The world cheered as U.S. Women’s soccer star Abby Wambach gave her spouse, Sarah Huffman, a “groundbreaking kiss” celebrating the team’s World Cup victory over the weekend. It was a fitting epilogue to a historic Pride month, as the Supreme Court acknowledged marriage as a legal right for same-sex couples across the nation and the White House replied with a rainbow light-show.
But June was also the month when Jennicet Gutierrez was booed when she interrupted President Barack Obama to address the plight of transgender immigrants locked in detention centers. Meanwhile, groups of activists led by queer people of color interrupted pride parades in Chicago and Boston to focus attention on the most marginalized members of the LGBT community.
In the midst of the historic victory for marriage equality, the question now facing the LGBT movement is not what wall to knock down next, but whether the community will stick together in this new post-marriage phase of the ongoing fight for full lived equality.
Those are tough new issues that connect to our country’s economic and racial disparities, and they can’t be romanticized with a rainbow filter on Facebook.

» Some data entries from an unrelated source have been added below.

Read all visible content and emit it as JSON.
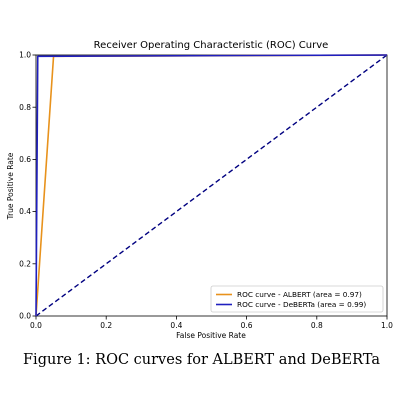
{
  "chart_data": {
    "type": "line",
    "title": "Receiver Operating Characteristic (ROC) Curve",
    "xlabel": "False Positive Rate",
    "ylabel": "True Positive Rate",
    "xlim": [
      0.0,
      1.0
    ],
    "ylim": [
      0.0,
      1.0
    ],
    "xticks": [
      "0.0",
      "0.2",
      "0.4",
      "0.6",
      "0.8",
      "1.0"
    ],
    "yticks": [
      "0.0",
      "0.2",
      "0.4",
      "0.6",
      "0.8",
      "1.0"
    ],
    "grid": false,
    "legend_position": "lower-right",
    "series": [
      {
        "name": "ROC curve - ALBERT (area = 0.97)",
        "color": "#e8921c",
        "x": [
          0.0,
          0.05,
          1.0
        ],
        "y": [
          0.0,
          0.995,
          1.0
        ]
      },
      {
        "name": "ROC curve - DeBERTa (area = 0.99)",
        "color": "#1f1fbf",
        "x": [
          0.0,
          0.005,
          1.0
        ],
        "y": [
          0.0,
          0.995,
          1.0
        ]
      }
    ],
    "reference_line": {
      "style": "dashed",
      "color": "#000080",
      "x": [
        0.0,
        1.0
      ],
      "y": [
        0.0,
        1.0
      ]
    }
  },
  "caption": "Figure 1: ROC curves for ALBERT and DeBERTa"
}
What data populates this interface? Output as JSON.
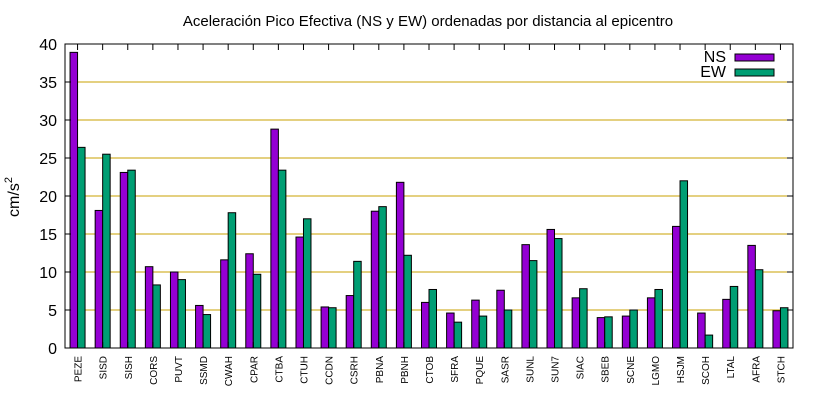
{
  "chart_data": {
    "type": "bar",
    "title": "Aceleración Pico Efectiva (NS y EW) ordenadas por distancia al epicentro",
    "ylabel": "cm/s",
    "ylabel_sup": "2",
    "xlabel": "",
    "ylim": [
      0,
      40
    ],
    "yticks": [
      0,
      5,
      10,
      15,
      20,
      25,
      30,
      35,
      40
    ],
    "grid": "horizontal",
    "legend_position": "top-right",
    "categories": [
      "PEZE",
      "SISD",
      "SISH",
      "CORS",
      "PUVT",
      "SSMD",
      "CWAH",
      "CPAR",
      "CTBA",
      "CTUH",
      "CCDN",
      "CSRH",
      "PBNA",
      "PBNH",
      "CTOB",
      "SFRA",
      "PQUE",
      "SASR",
      "SUNL",
      "SUN7",
      "SIAC",
      "SBEB",
      "SCNE",
      "LGMO",
      "HSJM",
      "SCOH",
      "LTAL",
      "AFRA",
      "STCH"
    ],
    "series": [
      {
        "name": "NS",
        "color": "#9400d3",
        "values": [
          38.9,
          18.1,
          23.1,
          10.7,
          10.0,
          5.6,
          11.6,
          12.4,
          28.8,
          14.6,
          5.4,
          6.9,
          18.0,
          21.8,
          6.0,
          4.6,
          6.3,
          7.6,
          13.6,
          15.6,
          6.6,
          4.0,
          4.2,
          6.6,
          16.0,
          4.6,
          6.4,
          13.5,
          4.9
        ]
      },
      {
        "name": "EW",
        "color": "#009e73",
        "values": [
          26.4,
          25.5,
          23.4,
          8.3,
          9.0,
          4.4,
          17.8,
          9.7,
          23.4,
          17.0,
          5.3,
          11.4,
          18.6,
          12.2,
          7.7,
          3.4,
          4.2,
          5.0,
          11.5,
          14.4,
          7.8,
          4.1,
          5.0,
          7.7,
          22.0,
          1.7,
          8.1,
          10.3,
          5.3
        ]
      }
    ]
  }
}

The rainbow colors of the flags that wave at Pride parades are meant to celebrate the diversity of a community that includes people who identify as lesbian, gay, bisexual, transgender, queer, and—all the rest. That list is longer than some Americans will admit.
But this year, Pride Month started with the leak of a damning report about the lack of diversity at the Human Rights Campaign, one of the movement’s most powerful organizations. The airing of HRC’s dirty laundry focused attention on the “white men’s club” environment inside of the organization but also echoed longstanding concerns among some activists about the overwhelming whiteness and maleness of the paid leadership of LGBT organizations overall.
The focus on gay marriage for the past decade of LGBT organizing reflects the political dominance of what journalist J. Bryan Lowder calls a “certain class of queer—wealthier white gay men in particular.”
Now that the feel-good issue of marriage has been won, some of us are wondering whether straight allies and the so-called “A-gays”—the movement’s donor class and power brokers—will still cast their lot with queer folks who face the threat of homelessness, violence, and discrimination. Those are tough issues that connect to our country’s economic and racial disparities, and they can’t be romanticized with a rainbow filter on Facebook.
Already, the long-feared post-marriage exodus of moneyed gays has threatened to close one organization. At the end of June, Equality Maryland posted a statement about the difficult financial times they have endured since 2012, when Maryland became the first state to extend marriage rights to same-sex couples by popular vote. The organization reported that “funding from individuals and major donor sources dropped significantly after securing marriage equality.”
Then there’s Freedom to Marry, the national campaign founded in 2003 for marriage equality, which announced that, after having won the battle for marriage, it’ll close its doors later this year. In an editorial that ran on the day of the Court’s ruling, the campaign’s founder, Evan Wolfson, pointed to non-discrimination protections as “what’s next in the fight for gay equality.”
This pivot to non-discrimination has been in the works for years. And organizations have been preparing for this crossroads point by strengthening relationships with traditional civil rights groups, diversifying the base of activists, and working to expand awareness that a gay person can get “married on Sunday, but fired on Monday.”
But that slogan presumes that the LGBT people at risk of being fired have been passing for straight—a privilege that many transgender people (not to mention butch lesbians and effeminate gay men) don’t enjoy. As trans and queer activists of color increasingly demand visibility in ways that offend the sensibilities of “respectable” gay white men, the LGBT movement is having to come to grips with “the full nature of its challenges and the genuine diversity of its constituents.”
Neither of the statements by activists who disrupted Pride parades in Boston and Chicago specifically called for non-discrimination to be the movement’s next policy demand. Instead, the Chicago activists called for more homeless shelters, and the Boston activists called for more funding of LGBT organizations of color.
Grassroots activists know that passing the Employment Nondiscrimination Act won’t be the end of the struggle for equality any more than the recent Supreme Court decision was. The LGBT movement needs organizations on the ground that serve, organize, and advocate for elements of the LGBT community that have been made less visible in the campaign to prove gay people’s respectability and worthiness of marriage.
But the question facing the movement is whether those organizations will get the support they need to continue their work now that marriage is done.